The paper contextualizes its work by reviewing two main lines of research: Web agents and Personalized LLMs.

Web Agents

Previous research on Web agents has largely focused on automating Web tasks.

  • Traditional Web Agents: Early work focused on reinforcement learning for Web navigation. Examples include MiniWoB++MiniWoB++ [27], which provided a platform for agents to complete tasks using keyboard and mouse interactions on website widgets, and WebShop [55], which introduced a simulated e-commerce environment. These systems primarily dealt with predefined Web UIs and struggled with generalization.
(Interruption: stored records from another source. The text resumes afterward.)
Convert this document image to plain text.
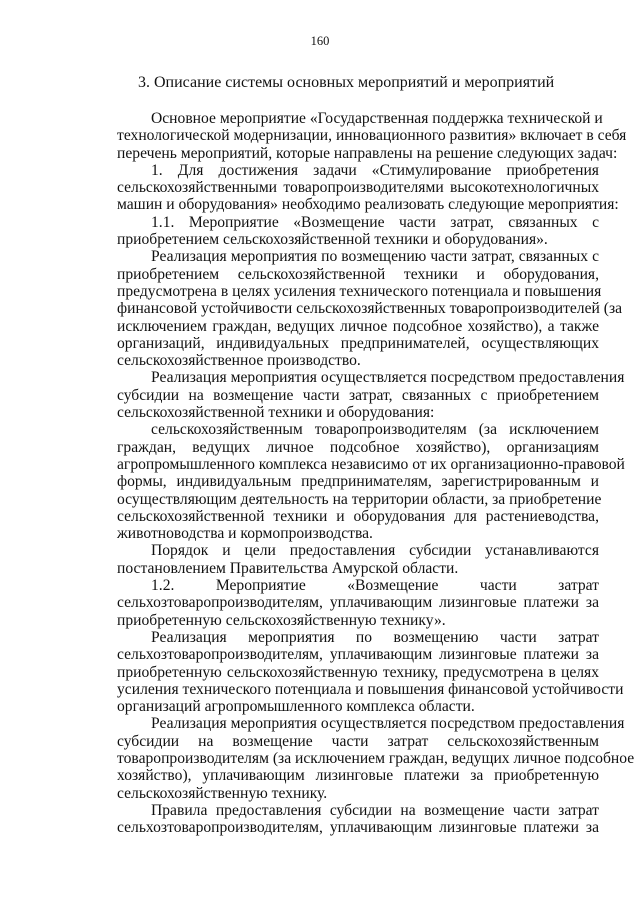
160
3. Описание системы основных мероприятий и мероприятий
Основное мероприятие «Государственная поддержка технической и
технологической модернизации, инновационного развития» включает в себя
перечень мероприятий, которые направлены на решение следующих задач:
1. Для достижения задачи «Стимулирование приобретения
сельскохозяйственными товаропроизводителями высокотехнологичных
машин и оборудования» необходимо реализовать следующие мероприятия:
1.1. Мероприятие «Возмещение части затрат, связанных с
приобретением сельскохозяйственной техники и оборудования».
Реализация мероприятия по возмещению части затрат, связанных с
приобретением сельскохозяйственной техники и оборудования,
предусмотрена в целях усиления технического потенциала и повышения
финансовой устойчивости сельскохозяйственных товаропроизводителей (за
исключением граждан, ведущих личное подсобное хозяйство), а также
организаций, индивидуальных предпринимателей, осуществляющих
сельскохозяйственное производство.
Реализация мероприятия осуществляется посредством предоставления
субсидии на возмещение части затрат, связанных с приобретением
сельскохозяйственной техники и оборудования:
сельскохозяйственным товаропроизводителям (за исключением
граждан, ведущих личное подсобное хозяйство), организациям
агропромышленного комплекса независимо от их организационно-правовой
формы, индивидуальным предпринимателям, зарегистрированным и
осуществляющим деятельность на территории области, за приобретение
сельскохозяйственной техники и оборудования для растениеводства,
животноводства и кормопроизводства.
Порядок и цели предоставления субсидии устанавливаются
постановлением Правительства Амурской области.
1.2. Мероприятие «Возмещение части затрат
сельхозтоваропроизводителям, уплачивающим лизинговые платежи за
приобретенную сельскохозяйственную технику».
Реализация мероприятия по возмещению части затрат
сельхозтоваропроизводителям, уплачивающим лизинговые платежи за
приобретенную сельскохозяйственную технику, предусмотрена в целях
усиления технического потенциала и повышения финансовой устойчивости
организаций агропромышленного комплекса области.
Реализация мероприятия осуществляется посредством предоставления
субсидии на возмещение части затрат сельскохозяйственным
товаропроизводителям (за исключением граждан, ведущих личное подсобное
хозяйство), уплачивающим лизинговые платежи за приобретенную
сельскохозяйственную технику.
Правила предоставления субсидии на возмещение части затрат
сельхозтоваропроизводителям, уплачивающим лизинговые платежи за
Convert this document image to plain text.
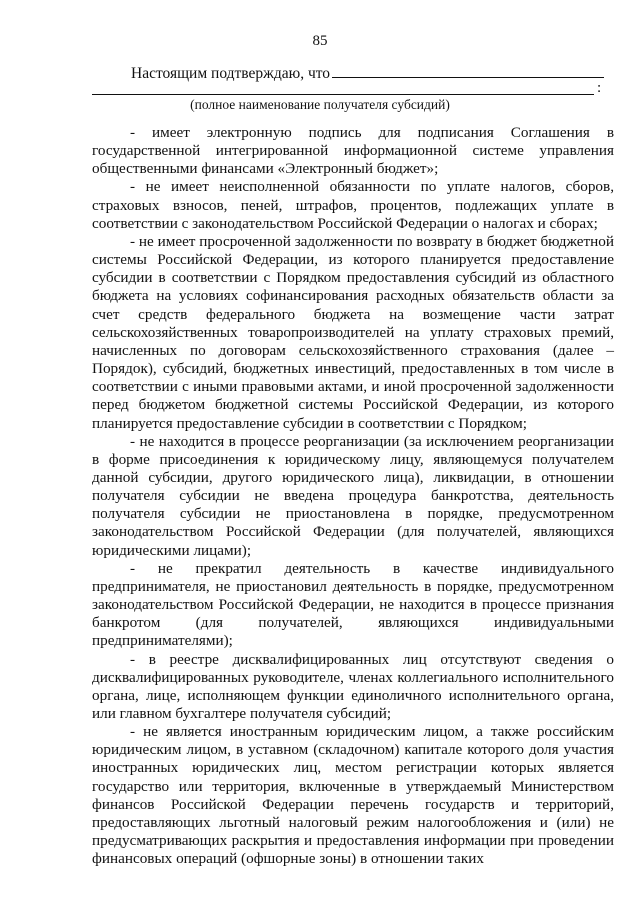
85
Настоящим подтверждаю, что
:
(полное наименование получателя субсидий)

- имеет электронную подпись для подписания Соглашения в государственной интегрированной информационной системе управления общественными финансами «Электронный бюджет»;

- не имеет неисполненной обязанности по уплате налогов, сборов, страховых взносов, пеней, штрафов, процентов, подлежащих уплате в соответствии с законодательством Российской Федерации о налогах и сборах;

- не имеет просроченной задолженности по возврату в бюджет бюджетной системы Российской Федерации, из которого планируется предоставление субсидии в соответствии с Порядком предоставления субсидий из областного бюджета на условиях софинансирования расходных обязательств области за счет средств федерального бюджета на возмещение части затрат сельскохозяйственных товаропроизводителей на уплату страховых премий, начисленных по договорам сельскохозяйственного страхования (далее – Порядок), субсидий, бюджетных инвестиций, предоставленных в том числе в соответствии с иными правовыми актами, и иной просроченной задолженности перед бюджетом бюджетной системы Российской Федерации, из которого планируется предоставление субсидии в соответствии с Порядком;

- не находится в процессе реорганизации (за исключением реорганизации в форме присоединения к юридическому лицу, являющемуся получателем данной субсидии, другого юридического лица), ликвидации, в отношении получателя субсидии не введена процедура банкротства, деятельность получателя субсидии не приостановлена в порядке, предусмотренном законодательством Российской Федерации (для получателей, являющихся юридическими лицами);

- не прекратил деятельность в качестве индивидуального предпринимателя, не приостановил деятельность в порядке, предусмотренном законодательством Российской Федерации, не находится в процессе признания банкротом (для получателей, являющихся индивидуальными предпринимателями);

- в реестре дисквалифицированных лиц отсутствуют сведения о дисквалифицированных руководителе, членах коллегиального исполнительного органа, лице, исполняющем функции единоличного исполнительного органа, или главном бухгалтере получателя субсидий;

- не является иностранным юридическим лицом, а также российским юридическим лицом, в уставном (складочном) капитале которого доля участия иностранных юридических лиц, местом регистрации которых является государство или территория, включенные в утверждаемый Министерством финансов Российской Федерации перечень государств и территорий, предоставляющих льготный налоговый режим налогообложения и (или) не предусматривающих раскрытия и предоставления информации при проведении финансовых операций (офшорные зоны) в отношении таких
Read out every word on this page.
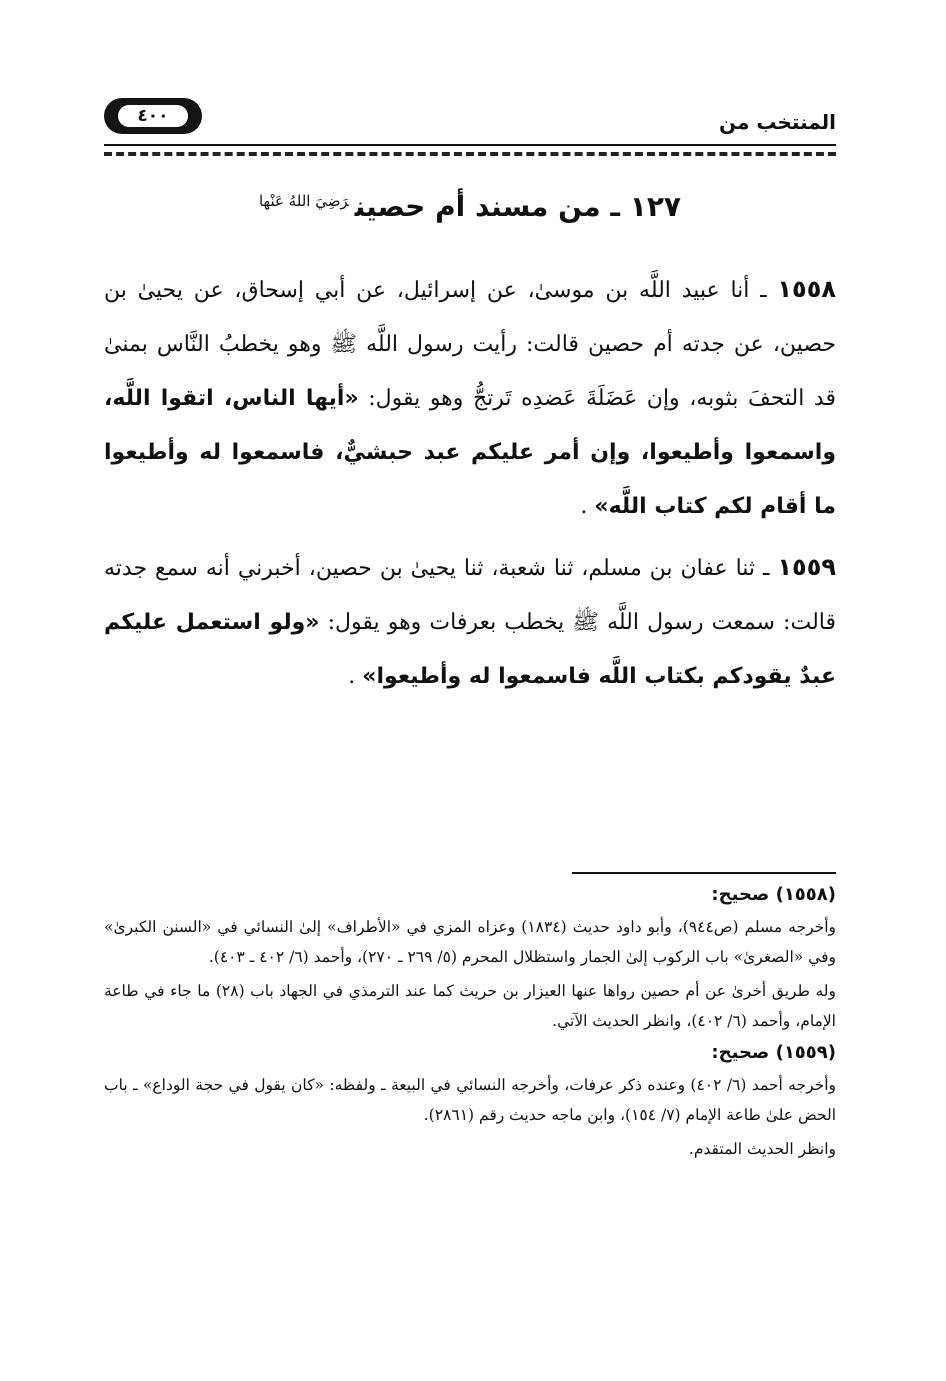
٤٠٠	المنتخب من
١٢٧ ـ من مسند أم حصين$^{رَضِيَ اللهُ عَنْها}$
١٥٥٨ ـ أنا عبيد اللَّه بن موسىٰ، عن إسرائيل، عن أبي إسحاق، عن يحيىٰ بن حصين، عن جدته أم حصين قالت: رأيت رسول اللَّه ﷺ وهو يخطبُ النَّاس بمنىٰ قد التحفَ بثوبه، وإن عَضَلَةَ عَضدِه تَرتجُّ وهو يقول: «أيها الناس، اتقوا اللَّه، واسمعوا وأطيعوا، وإن أمر عليكم عبد حبشيٌّ، فاسمعوا له وأطيعوا ما أقام لكم كتاب اللَّه» .
١٥٥٩ ـ ثنا عفان بن مسلم، ثنا شعبة، ثنا يحيىٰ بن حصين، أخبرني أنه سمع جدته قالت: سمعت رسول اللَّه ﷺ يخطب بعرفات وهو يقول: «ولو استعمل عليكم عبدٌ يقودكم بكتاب اللَّه فاسمعوا له وأطيعوا» .
(١٥٥٨) صحيح:

وأخرجه مسلم (ص٩٤٤)، وأبو داود حديث (١٨٣٤) وعزاه المزي في «الأطراف» إلىٰ النسائي في «السنن الكبرىٰ» وفي «الصغرىٰ» باب الركوب إلىٰ الجمار واستظلال المحرم (٥/ ٢٦٩ ـ ٢٧٠)، وأحمد (٦/ ٤٠٢ ـ ٤٠٣).

وله طريق أخرىٰ عن أم حصين رواها عنها العيزار بن حريث كما عند الترمذي في الجهاد باب (٢٨) ما جاء في طاعة الإمام، وأحمد (٦/ ٤٠٢)، وانظر الحديث الآتي.

(١٥٥٩) صحيح:

وأخرجه أحمد (٦/ ٤٠٢) وعنده ذكر عرفات، وأخرجه النسائي في البيعة ـ ولفظه: «كان يقول في حجة الوداع» ـ باب الحض علىٰ طاعة الإمام (٧/ ١٥٤)، وابن ماجه حديث رقم (٢٨٦١).

وانظر الحديث المتقدم.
  • LLM-based Web Agents: More recent advancements leverage LLMs for improved context understanding and reasoning. These studies explore automating tasks in more complex settings:

    • Multi-domain & Multi-hop: Mind2Web [6] explores generalist agents for the Web across multiple domains. MMInA [58] focuses on multihop multimodal Internet agents.
    • Real-time Interactions & Visual Understanding: WebArena [62] provides a realistic Web environment for autonomous agents, and WebVoyager [14] and VWA [22] focus on visual UI understanding and multimodal agents.
    • Enhancement Techniques: Researchers have applied fine-tuning [11, 13], prompting [42, 56, 59], and reinforcement learning [34] to LLMs for Web agent tasks.
  • Conversational & Multi-turn Agents: A distinct direction integrates user interactions into the agent's execution process. META-GUI [46] focuses on mobile app automation with conversational instructions. RUSS [54] and WebLINX [29] design datasets for dialogue-centric Web navigation. MT-Mind2Web [7] extends Mind2Web to multi-turn instruction following. ChatShop [4] explores interactive information seeking with language agents using Web functions. WorkArena [9] evaluates Web agents on common knowledge work tasks in multi-turn settings.

    Differentiation: Despite these advancements, the paper highlights that prior Web agent research, including LLM-based ones, overlooks the dimension of personalization. While some, like WebArena [62], simulate users with distinct roles, these roles are predefined and do not require the agent to understand user preferences or adjust strategy based on them. This paper explicitly focuses on LLM-empowered personalized Web agents, which is a novel emphasis.

Personalized LLMs

This field focuses on LLMs that adapt to individual users' needs by handling user personas (background, historical behaviors).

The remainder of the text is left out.